6/10
Uneven . . . .
7 April 2024
Warning: Spoilers
This could have been a truly great movie, but an uneven story and cast kept it from being so. James Earl Jones and Irma P. Hall are outstanding in their roles. Robert Duvall is not. His character Earl is terribly unlikeable and totally unbelievable. (Mary Jackson, however, did an excellent job portraying his dying mother in the beginning of the film. It was a most realistic death-at-home scene.)

In addition, it was strange at times what Earl was doing while in Chicago. The oddest scene being when he is in a high-class restaurant, that obviously was only patronized by blacks formally dressed. Here he is a redneck dressed in jeans sitting in the bar area. How did he get in?

Earl then sees what is obviously a birthday celebration going on at a table.
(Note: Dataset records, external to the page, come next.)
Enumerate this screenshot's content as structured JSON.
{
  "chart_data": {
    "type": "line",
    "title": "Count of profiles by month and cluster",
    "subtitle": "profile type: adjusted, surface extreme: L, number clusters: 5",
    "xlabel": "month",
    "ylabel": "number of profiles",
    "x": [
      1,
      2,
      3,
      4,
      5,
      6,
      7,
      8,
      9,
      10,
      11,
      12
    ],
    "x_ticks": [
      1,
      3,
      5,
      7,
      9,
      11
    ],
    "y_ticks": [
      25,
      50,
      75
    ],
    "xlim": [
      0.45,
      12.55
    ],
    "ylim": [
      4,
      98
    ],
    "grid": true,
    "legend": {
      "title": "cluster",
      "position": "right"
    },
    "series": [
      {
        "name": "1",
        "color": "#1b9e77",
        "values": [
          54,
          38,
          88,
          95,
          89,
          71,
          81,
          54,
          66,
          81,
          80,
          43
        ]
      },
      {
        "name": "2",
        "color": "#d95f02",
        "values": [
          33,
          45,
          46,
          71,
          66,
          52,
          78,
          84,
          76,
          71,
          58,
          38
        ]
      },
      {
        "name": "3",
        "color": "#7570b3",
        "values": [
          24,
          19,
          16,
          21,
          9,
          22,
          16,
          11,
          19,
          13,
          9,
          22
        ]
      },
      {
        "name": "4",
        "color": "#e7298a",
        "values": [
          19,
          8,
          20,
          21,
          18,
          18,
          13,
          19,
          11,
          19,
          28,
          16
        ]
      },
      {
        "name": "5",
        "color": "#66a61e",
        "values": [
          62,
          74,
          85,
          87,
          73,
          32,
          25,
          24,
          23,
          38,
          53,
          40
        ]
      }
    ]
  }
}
He walks over, congratulates the birthday woman and asks her to dance. Here she is a beautifully dressed woman with her husband and others, and, to be polite, she agrees. Sure.
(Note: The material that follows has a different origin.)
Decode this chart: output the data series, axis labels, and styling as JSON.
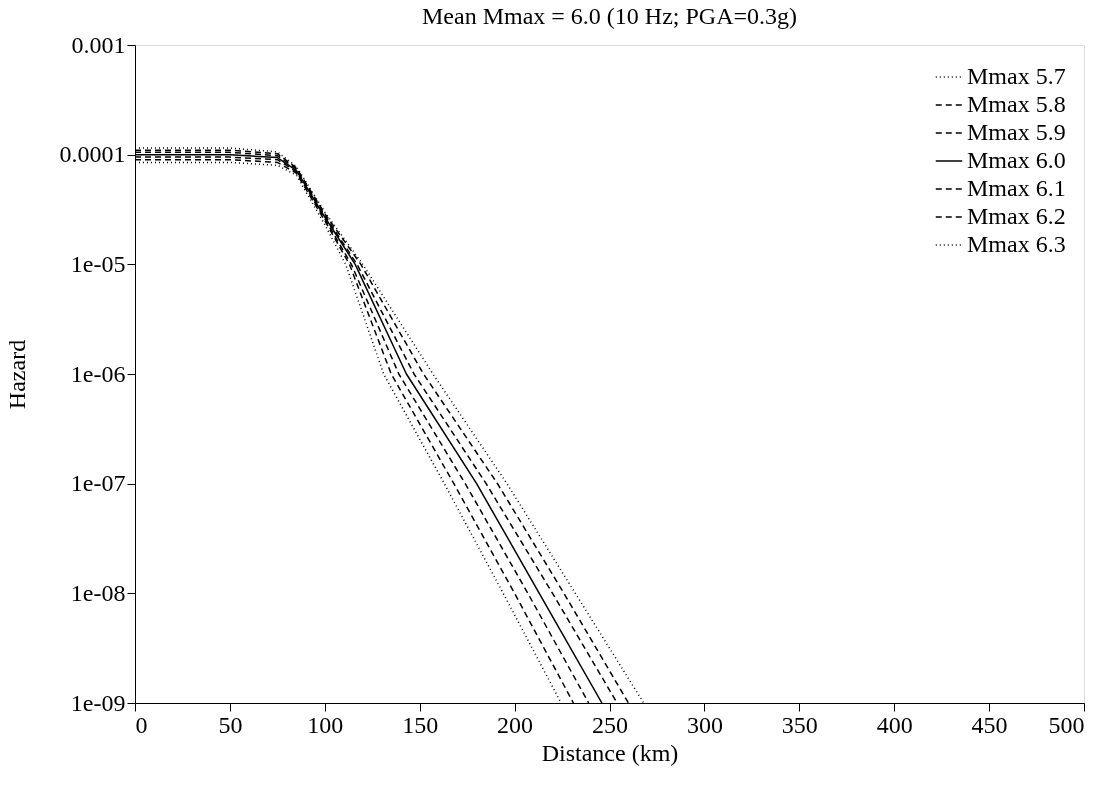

Next, we see him sitting at their table after the dance boring them with his drunken ramblings. Sure. He is eventually thrown out by the maître d' and a bouncer, both also impeccably dressed, for not having money. Once again, how was he ever allowed in and allowed to disrupt a birthday dinner in the first place?

Another big problem with the movie was never-ending profanity. Realistic? May be, but why alienate a large group of viewers who don't swear like that and don't want to hear it? It may be the main problem with this story is it strived to be "realistic", when it should have strived more to be watchable and memorable.